Das Attentat auf Hitler am 20. Juli 1944 bewertete der polnische Untergrund, so Wiaderny im letzten Kapitel, vor allem als Hinweis auf einen kurz bevorstehenden Zusammenbruch des NS-Regimes. Auf Zeichen für eine solche, vermeintlich ähnlich dem deutschen Kollaps im November 1918 ablaufende Entwicklung hätten führende Vertreter der Emigration und des Untergrunds nur gewartet und deshalb geglaubt, nun durch einen Aufstand die Macht in dem noch von den Deutschen besetzten Teil Polens übernehmen zu können.
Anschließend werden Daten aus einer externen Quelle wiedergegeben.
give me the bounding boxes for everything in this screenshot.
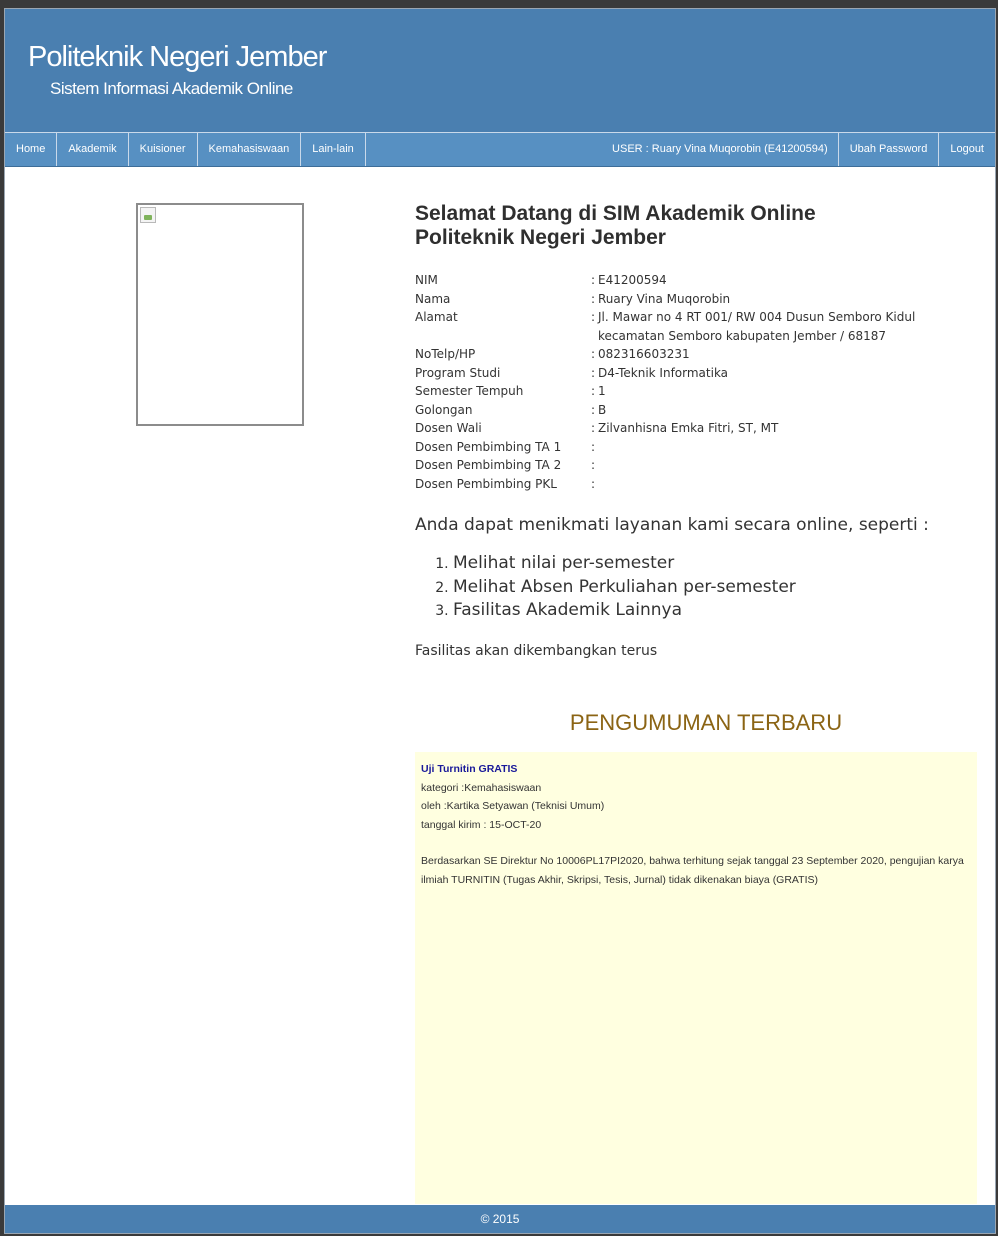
student-photo <box>136 203 304 426</box>
nav-item-kemahasiswaan[interactable]: Kemahasiswaan <box>198 133 302 166</box>
info-value: 1 <box>598 384 606 398</box>
info-label: Semester Tempuh <box>415 384 524 398</box>
services-list: Melihat nilai per-semester Melihat Absen… <box>415 552 975 623</box>
info-label: Dosen Wali <box>415 421 482 435</box>
info-separator: : <box>591 273 596 287</box>
page-frame: Politeknik Negeri Jember Sistem Informas… <box>4 8 996 1234</box>
info-label: Nama <box>415 291 451 306</box>
info-value: Zilvanhisna Emka Fitri, ST, MT <box>598 421 779 435</box>
table-row: Dosen Wali: Zilvanhisna Emka Fitri, ST, M… <box>415 419 953 438</box>
welcome-title-line-1: Selamat Datang di SIM Akademik Online <box>415 202 816 225</box>
user-info: USER : Ruary Vina Muqorobin (E41200594) <box>612 143 828 155</box>
table-row: Dosen Pembimbing TA 1: <box>415 438 953 457</box>
info-label: NIM <box>415 273 438 287</box>
nav-item-kuisioner[interactable]: Kuisioner <box>129 133 198 166</box>
info-separator: : <box>591 421 596 435</box>
info-separator: : <box>591 458 596 472</box>
list-item: Fasilitas Akademik Lainnya <box>453 599 975 623</box>
info-separator: : <box>591 384 596 398</box>
announcement-body: Berdasarkan SE Direktur No 10006PL17PI20… <box>421 855 964 886</box>
info-value <box>598 475 953 494</box>
services-note: Fasilitas akan dikembangkan terus <box>415 642 658 659</box>
main-navbar: Home Akademik Kuisioner Kemahasiswaan La… <box>5 132 995 167</box>
change-password-link[interactable]: Ubah Password <box>837 133 939 166</box>
table-row: Dosen Pembimbing PKL: <box>415 475 953 494</box>
info-label: Alamat <box>415 310 458 324</box>
site-header: Politeknik Negeri Jember Sistem Informas… <box>5 9 995 132</box>
info-value: B <box>598 402 607 417</box>
broken-image-icon <box>140 207 156 223</box>
info-value: D4-Teknik Informatika <box>598 365 729 380</box>
nav-item-akademik[interactable]: Akademik <box>57 133 129 166</box>
info-separator: : <box>591 476 596 491</box>
info-value: Jl. Mawar no 4 RT 001/ RW 004 Dusun Semb… <box>598 310 916 343</box>
list-item: Melihat nilai per-semester <box>453 552 975 576</box>
services-intro: Anda dapat menikmati layanan kami secara… <box>415 515 929 535</box>
welcome-title: Selamat Datang di SIM Akademik Online Po… <box>415 202 975 250</box>
info-separator: : <box>591 365 596 380</box>
announcement-date: tanggal kirim : 15-OCT-20 <box>421 818 542 831</box>
list-item: Melihat Absen Perkuliahan per-semester <box>453 576 975 600</box>
nav-menu: Home Akademik Kuisioner Kemahasiswaan La… <box>5 133 366 166</box>
announcement-title-link[interactable]: Uji Turnitin GRATIS <box>421 760 971 779</box>
table-row: Program Studi: D4-Teknik Informatika <box>415 364 953 383</box>
info-label: Golongan <box>415 402 473 417</box>
info-label: NoTelp/HP <box>415 347 476 361</box>
site-footer: © 2015 <box>5 1205 995 1233</box>
info-separator: : <box>591 439 596 454</box>
announcement-author: oleh :Kartika Setyawan (Teknisi Umum) <box>421 800 605 812</box>
copyright-text: © 2015 <box>480 1212 520 1226</box>
logout-link[interactable]: Logout <box>938 133 995 166</box>
announcement-box: Uji Turnitin GRATIS kategori :Kemahasisw… <box>415 752 977 1204</box>
info-value: 082316603231 <box>598 347 690 361</box>
info-label: Dosen Pembimbing TA 1 <box>415 439 562 454</box>
table-row: NoTelp/HP:082316603231 <box>415 345 953 364</box>
announcement-heading: PENGUMUMAN TERBARU <box>569 710 843 735</box>
student-info-table: NIM: E41200594 Nama: Ruary Vina Muqorobin Al… <box>415 271 953 493</box>
table-row: Nama: Ruary Vina Muqorobin <box>415 290 953 309</box>
nav-item-home[interactable]: Home <box>5 133 58 166</box>
table-row: Golongan: B <box>415 401 953 420</box>
info-value: Ruary Vina Muqorobin <box>598 291 731 306</box>
site-subtitle: Sistem Informasi Akademik Online <box>50 79 293 98</box>
table-row: Alamat: Jl. Mawar no 4 RT 001/ RW 004 Dus… <box>415 308 953 345</box>
main-content: Selamat Datang di SIM Akademik Online Po… <box>415 202 975 659</box>
announcement-category: kategori :Kemahasiswaan <box>421 781 542 794</box>
info-separator: : <box>591 347 596 361</box>
info-label: Program Studi <box>415 365 501 380</box>
info-separator: : <box>591 402 596 417</box>
nav-item-lain-lain[interactable]: Lain-lain <box>301 133 366 166</box>
table-row: NIM: E41200594 <box>415 271 953 290</box>
table-row: Semester Tempuh:1 <box>415 382 953 401</box>
info-separator: : <box>591 310 596 324</box>
welcome-title-line-2: Politeknik Negeri Jember <box>415 226 666 249</box>
info-value <box>598 456 953 475</box>
table-row: Dosen Pembimbing TA 2: <box>415 456 953 475</box>
info-value: E41200594 <box>598 273 667 287</box>
info-separator: : <box>591 291 596 306</box>
info-label: Dosen Pembimbing TA 2 <box>415 458 562 472</box>
info-value <box>598 438 953 457</box>
site-title: Politeknik Negeri Jember <box>28 41 327 73</box>
nav-user-menu: USER : Ruary Vina Muqorobin (E41200594) … <box>601 133 995 166</box>
info-label: Dosen Pembimbing PKL <box>415 476 557 491</box>
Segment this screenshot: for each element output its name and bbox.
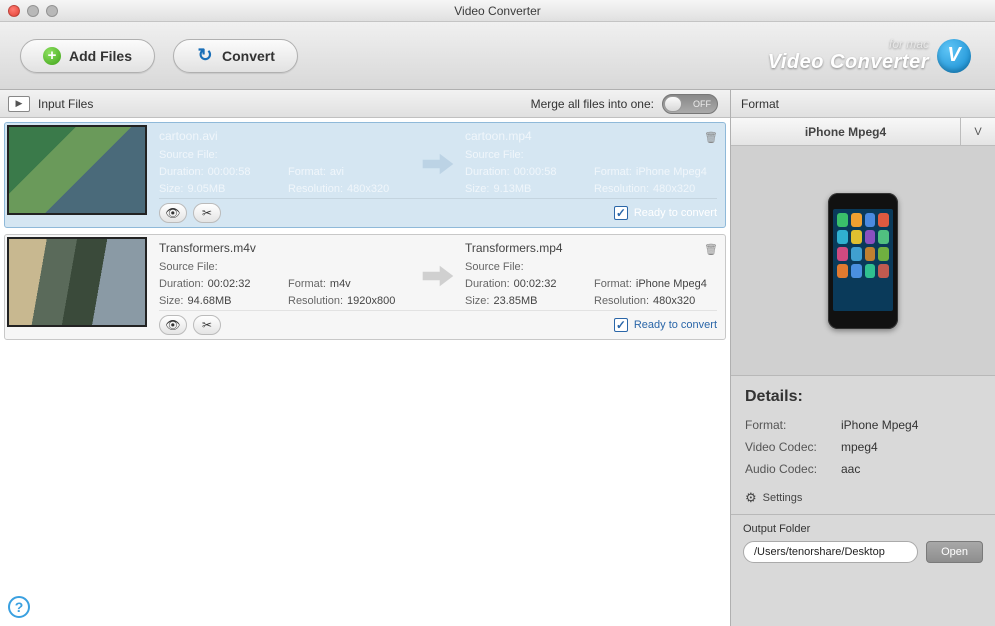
toolbar: + Add Files ↻ Convert for mac Video Conv… xyxy=(0,22,995,90)
delete-button[interactable]: 🗑 xyxy=(701,127,721,147)
format-header: Format xyxy=(731,90,995,118)
scissors-icon: ✂ xyxy=(202,206,212,220)
brand-area: for mac Video Converter V xyxy=(768,37,975,74)
file-item[interactable]: 🗑 cartoon.avi Source File: Duration:00:0… xyxy=(4,122,726,228)
detail-label: Audio Codec: xyxy=(745,462,833,476)
output-folder-label: Output Folder xyxy=(743,523,983,535)
window-controls xyxy=(8,5,58,17)
trash-icon: 🗑 xyxy=(704,131,718,144)
source-filename: Transformers.m4v xyxy=(159,241,411,255)
arrow-right-icon xyxy=(421,129,455,198)
brand-title: Video Converter xyxy=(768,51,929,74)
target-filename: Transformers.mp4 xyxy=(465,241,717,255)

Darüber hinaus zitiert der Verfasser mit der "Rzeczpospolita Polska", einem im Untergrund von der Warschauer Delegatur der Londoner Exilregierung herausgegebenen Organ, aber auch eine offiziöse Stimme, die das Scheitern der Verschwörung gegen Hitler ausdrücklich bedauerte, weil ihr Erfolg den Krieg verkürzt hätte und es vielleicht möglich gewesen wäre, "gewisse Fragenkomplexe im Osten Europas etwas anders zu lösen" (241).
Auch an diesem letzten Beispiel lässt sich ablesen, dass eine wie auch immer geartete Verständigung mit deutschen Gegnern des NS-Terrorregimes in Kreisen der polnischen Emigration beziehungsweise des Untergrunds allenfalls unter antisowjetischen Vorzeichen denkbar schien. Dieses wesentliche Ergebnis seiner Arbeit stellt Wiaderny zu Recht noch einmal in der Zusammenfassung heraus. Für einige Personen aus dem Umfeld der früheren polnischen Machthaber oder aus anderen rechts stehenden Kreisen kann er zudem zeigen, dass sie zeitweise sogar (wieder) zu einer Zusammenarbeit mit dem NS-Regime bereit waren, um ein wenig Einfluss zu erlangen und die NS-Herrschaft über Polen zu mildern. Auf eine solche Milderung der NS-Herrschaft in Polen arbeiteten auch jene deutschen Diplomaten hin, die der Autor schon deshalb als "Verschwörer" bezeichnet - ohne hierfür den Beweis anzutreten.
Anmerkung:
[1] Vgl. zu diesen Bemühungen Bernard Wiaderny: Nie chciana kolaboracja: Polscy politycy i nazistowskie Niemcy w lipcu 1940 [Nicht gewollte Kollaboration. Polnische Politiker und Nazideutschland im Juli 1940], in: Zeszyty Historyczne 142 (2002), S. 131-140.